Senior living operators including Sonida Senior Living (NYSE: SNDA) and Brookdale Senior Living (NYSE: BKD) are in 2025 distancing themselves from third-party referral partners. As they do so, they are building their own in-house marketing strategies to fill the gap.

That is a trend that’s extending to smaller and mid-sized operators, among them Farmington Hills, Michigan-based Beztak, which has nine communities.

In late 2024, the operator cut all of its contracts with A Place for Mom and put those resources into its own marketing team and efforts like direct physical mailers.

Using that approach, Beztak has notched some wins that include an uptick to its overall leads. It has even garnered some unexpected results, like brochures on upcoming events that garnered lead conversation rates of 30%. Now, Beztak is using social media sites like Facebook, LinkedIn and Youtube, with a new customer relationship management system and new website.

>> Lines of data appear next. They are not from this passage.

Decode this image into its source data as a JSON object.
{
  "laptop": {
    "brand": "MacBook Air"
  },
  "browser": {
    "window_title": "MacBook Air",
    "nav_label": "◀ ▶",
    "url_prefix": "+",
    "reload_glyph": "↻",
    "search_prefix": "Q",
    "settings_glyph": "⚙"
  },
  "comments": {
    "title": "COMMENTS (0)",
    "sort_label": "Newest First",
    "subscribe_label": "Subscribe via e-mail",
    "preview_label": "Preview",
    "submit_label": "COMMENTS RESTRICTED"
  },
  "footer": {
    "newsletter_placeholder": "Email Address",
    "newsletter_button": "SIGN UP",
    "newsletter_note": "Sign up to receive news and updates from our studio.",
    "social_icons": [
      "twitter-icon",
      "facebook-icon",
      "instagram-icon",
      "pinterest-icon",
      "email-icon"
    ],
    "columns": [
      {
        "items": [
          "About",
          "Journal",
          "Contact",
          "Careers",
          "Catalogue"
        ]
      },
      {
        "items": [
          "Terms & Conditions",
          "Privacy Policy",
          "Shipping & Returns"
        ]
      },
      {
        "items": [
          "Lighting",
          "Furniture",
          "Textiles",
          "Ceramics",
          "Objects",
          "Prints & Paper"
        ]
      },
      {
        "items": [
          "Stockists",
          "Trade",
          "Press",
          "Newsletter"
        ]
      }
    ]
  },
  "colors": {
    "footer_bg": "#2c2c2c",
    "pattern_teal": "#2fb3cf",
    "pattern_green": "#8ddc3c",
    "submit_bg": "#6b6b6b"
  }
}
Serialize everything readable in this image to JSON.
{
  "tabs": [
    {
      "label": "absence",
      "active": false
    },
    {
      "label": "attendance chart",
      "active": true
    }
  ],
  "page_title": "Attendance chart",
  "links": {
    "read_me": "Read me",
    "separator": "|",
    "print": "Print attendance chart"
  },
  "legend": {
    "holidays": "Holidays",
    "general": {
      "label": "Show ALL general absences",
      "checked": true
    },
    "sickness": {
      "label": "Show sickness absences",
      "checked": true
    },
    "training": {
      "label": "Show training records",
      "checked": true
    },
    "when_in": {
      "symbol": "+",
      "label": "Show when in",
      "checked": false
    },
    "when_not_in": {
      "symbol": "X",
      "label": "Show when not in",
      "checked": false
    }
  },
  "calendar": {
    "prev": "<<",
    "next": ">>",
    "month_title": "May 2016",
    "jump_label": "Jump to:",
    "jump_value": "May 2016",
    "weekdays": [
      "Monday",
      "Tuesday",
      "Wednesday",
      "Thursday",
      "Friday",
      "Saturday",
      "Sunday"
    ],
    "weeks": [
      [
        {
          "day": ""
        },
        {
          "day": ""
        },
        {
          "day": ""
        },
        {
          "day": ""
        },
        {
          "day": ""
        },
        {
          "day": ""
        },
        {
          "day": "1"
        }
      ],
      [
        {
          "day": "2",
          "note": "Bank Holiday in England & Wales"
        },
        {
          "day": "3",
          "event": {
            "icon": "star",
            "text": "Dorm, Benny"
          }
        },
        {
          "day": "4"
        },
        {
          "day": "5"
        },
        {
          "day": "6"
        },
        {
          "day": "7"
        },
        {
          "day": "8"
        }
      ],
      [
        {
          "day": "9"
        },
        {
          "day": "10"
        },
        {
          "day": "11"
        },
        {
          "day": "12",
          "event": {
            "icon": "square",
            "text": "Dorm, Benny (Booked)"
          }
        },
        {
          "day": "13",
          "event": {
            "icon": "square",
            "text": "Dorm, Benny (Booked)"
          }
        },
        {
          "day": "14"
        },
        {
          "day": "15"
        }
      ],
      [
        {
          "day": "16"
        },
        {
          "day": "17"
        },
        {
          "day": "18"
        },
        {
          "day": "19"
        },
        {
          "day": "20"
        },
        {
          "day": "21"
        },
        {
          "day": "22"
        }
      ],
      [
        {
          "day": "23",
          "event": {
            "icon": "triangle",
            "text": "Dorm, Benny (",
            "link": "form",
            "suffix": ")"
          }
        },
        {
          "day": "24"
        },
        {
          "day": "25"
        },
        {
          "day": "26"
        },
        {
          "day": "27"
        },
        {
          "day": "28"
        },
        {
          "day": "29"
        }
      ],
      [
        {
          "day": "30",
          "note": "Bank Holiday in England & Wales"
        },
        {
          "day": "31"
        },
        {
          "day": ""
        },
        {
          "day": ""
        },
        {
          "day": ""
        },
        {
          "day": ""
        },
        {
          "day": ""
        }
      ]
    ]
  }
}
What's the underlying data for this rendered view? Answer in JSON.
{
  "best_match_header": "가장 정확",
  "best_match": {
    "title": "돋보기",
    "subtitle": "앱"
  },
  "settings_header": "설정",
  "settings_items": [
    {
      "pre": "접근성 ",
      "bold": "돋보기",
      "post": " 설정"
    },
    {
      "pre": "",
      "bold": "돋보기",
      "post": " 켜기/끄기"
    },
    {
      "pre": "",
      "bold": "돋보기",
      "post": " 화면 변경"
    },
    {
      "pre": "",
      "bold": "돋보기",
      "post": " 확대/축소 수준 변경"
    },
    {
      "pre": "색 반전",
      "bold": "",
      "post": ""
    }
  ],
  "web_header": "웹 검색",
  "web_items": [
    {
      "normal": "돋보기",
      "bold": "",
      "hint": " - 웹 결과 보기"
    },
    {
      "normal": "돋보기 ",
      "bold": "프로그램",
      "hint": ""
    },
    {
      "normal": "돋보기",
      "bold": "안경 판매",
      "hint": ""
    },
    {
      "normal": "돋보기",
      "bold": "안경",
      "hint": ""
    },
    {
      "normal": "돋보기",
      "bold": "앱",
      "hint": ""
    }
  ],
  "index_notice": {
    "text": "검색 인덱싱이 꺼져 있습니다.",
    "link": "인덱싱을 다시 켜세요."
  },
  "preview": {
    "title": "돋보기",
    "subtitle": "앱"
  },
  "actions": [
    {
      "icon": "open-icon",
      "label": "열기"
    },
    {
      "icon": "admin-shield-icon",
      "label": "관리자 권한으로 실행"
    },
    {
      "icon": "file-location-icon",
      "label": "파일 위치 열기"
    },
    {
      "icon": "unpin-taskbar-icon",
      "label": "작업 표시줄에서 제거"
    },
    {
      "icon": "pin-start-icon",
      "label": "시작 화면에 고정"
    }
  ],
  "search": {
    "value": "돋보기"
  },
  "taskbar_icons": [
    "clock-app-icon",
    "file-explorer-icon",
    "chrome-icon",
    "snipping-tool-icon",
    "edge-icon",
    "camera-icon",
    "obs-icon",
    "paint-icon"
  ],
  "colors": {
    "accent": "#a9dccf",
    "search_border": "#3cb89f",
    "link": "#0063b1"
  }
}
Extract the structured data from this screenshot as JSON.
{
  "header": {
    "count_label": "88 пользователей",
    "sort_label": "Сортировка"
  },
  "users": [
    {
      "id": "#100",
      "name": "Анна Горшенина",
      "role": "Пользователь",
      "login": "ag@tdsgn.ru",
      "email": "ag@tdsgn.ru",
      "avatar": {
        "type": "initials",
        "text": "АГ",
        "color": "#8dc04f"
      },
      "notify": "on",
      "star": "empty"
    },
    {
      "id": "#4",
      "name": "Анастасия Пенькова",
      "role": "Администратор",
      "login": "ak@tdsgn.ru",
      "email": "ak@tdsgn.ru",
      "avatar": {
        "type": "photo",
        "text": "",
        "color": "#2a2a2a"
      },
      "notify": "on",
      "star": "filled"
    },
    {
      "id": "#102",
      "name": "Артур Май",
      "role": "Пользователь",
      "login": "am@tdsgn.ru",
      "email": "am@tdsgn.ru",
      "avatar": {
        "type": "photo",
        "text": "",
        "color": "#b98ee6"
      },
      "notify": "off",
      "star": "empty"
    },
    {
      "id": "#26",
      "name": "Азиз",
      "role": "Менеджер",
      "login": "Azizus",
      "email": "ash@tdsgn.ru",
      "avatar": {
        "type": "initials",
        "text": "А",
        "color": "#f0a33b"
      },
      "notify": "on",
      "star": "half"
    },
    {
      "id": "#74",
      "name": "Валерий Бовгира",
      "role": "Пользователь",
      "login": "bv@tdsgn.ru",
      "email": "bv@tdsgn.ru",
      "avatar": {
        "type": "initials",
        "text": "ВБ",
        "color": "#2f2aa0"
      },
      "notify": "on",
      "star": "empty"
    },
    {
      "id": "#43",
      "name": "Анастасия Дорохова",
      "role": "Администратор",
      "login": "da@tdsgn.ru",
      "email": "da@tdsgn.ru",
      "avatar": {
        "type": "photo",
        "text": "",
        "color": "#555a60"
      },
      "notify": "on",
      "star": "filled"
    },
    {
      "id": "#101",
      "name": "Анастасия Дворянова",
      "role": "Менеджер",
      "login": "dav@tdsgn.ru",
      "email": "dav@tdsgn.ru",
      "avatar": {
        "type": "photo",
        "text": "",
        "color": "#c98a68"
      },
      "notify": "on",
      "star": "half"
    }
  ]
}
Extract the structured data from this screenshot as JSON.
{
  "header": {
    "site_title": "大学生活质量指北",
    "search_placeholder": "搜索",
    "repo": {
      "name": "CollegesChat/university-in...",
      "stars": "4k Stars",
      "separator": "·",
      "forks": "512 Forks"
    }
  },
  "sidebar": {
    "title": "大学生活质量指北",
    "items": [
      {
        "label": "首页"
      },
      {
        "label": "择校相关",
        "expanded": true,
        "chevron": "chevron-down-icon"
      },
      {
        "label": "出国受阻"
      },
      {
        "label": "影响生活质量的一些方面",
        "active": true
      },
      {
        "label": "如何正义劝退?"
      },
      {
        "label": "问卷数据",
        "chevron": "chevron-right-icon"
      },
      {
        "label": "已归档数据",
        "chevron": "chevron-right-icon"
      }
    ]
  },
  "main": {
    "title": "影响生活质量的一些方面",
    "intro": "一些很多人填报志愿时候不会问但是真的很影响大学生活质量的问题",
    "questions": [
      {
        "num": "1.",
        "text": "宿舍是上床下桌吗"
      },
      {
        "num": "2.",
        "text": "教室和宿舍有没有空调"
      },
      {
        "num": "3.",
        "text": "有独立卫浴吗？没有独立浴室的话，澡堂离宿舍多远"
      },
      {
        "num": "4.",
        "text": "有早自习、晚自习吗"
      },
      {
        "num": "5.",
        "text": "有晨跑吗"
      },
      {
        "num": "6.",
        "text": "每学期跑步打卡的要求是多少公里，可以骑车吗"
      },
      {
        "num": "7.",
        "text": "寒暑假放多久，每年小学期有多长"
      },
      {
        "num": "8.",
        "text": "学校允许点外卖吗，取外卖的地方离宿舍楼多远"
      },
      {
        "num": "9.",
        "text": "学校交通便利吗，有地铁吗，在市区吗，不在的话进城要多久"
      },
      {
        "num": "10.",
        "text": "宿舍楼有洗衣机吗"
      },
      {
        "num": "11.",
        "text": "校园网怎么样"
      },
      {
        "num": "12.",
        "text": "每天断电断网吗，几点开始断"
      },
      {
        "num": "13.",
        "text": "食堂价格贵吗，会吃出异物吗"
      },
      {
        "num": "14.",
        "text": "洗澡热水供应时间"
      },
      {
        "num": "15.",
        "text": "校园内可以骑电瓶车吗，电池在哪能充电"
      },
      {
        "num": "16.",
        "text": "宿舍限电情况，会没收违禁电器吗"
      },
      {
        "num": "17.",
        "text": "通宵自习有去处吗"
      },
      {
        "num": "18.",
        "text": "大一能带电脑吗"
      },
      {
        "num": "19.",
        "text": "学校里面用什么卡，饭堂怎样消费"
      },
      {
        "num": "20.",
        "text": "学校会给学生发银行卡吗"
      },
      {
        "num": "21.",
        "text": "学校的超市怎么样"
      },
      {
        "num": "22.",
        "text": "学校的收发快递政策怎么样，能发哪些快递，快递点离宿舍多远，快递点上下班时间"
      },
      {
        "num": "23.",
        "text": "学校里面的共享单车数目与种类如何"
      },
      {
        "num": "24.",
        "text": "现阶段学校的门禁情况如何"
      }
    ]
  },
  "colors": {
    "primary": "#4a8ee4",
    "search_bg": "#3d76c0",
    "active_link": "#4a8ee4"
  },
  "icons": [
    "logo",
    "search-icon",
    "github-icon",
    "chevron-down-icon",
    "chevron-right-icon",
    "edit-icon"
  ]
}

Betztak’s occupancy now averages around 94%, which Kohler attributed to its shift to in-house marketing.

“We’ve been on this journey for a couple of years now, and we’re seeing the rewards. It’s good timing for us to make moves like this when it comes to paid referral sources” Kohler told Senior Housing News.

Beztak also is using Agentic AI to create an automated “sales agent” to help senior living marketing and sales teams analyze info and brainstorm new strategies. Beztak is launching the new functionality in the coming weeks after months of training, Kohler said.

Given the demand runway ahead, Beztak is not the only senior living operator experimenting with new sales and marketing techniques, including in lieu of third-party referrals. But the company’s approach exemplifies how operators are in 2025 and beyond rethinking critical parts of their business for a new customer.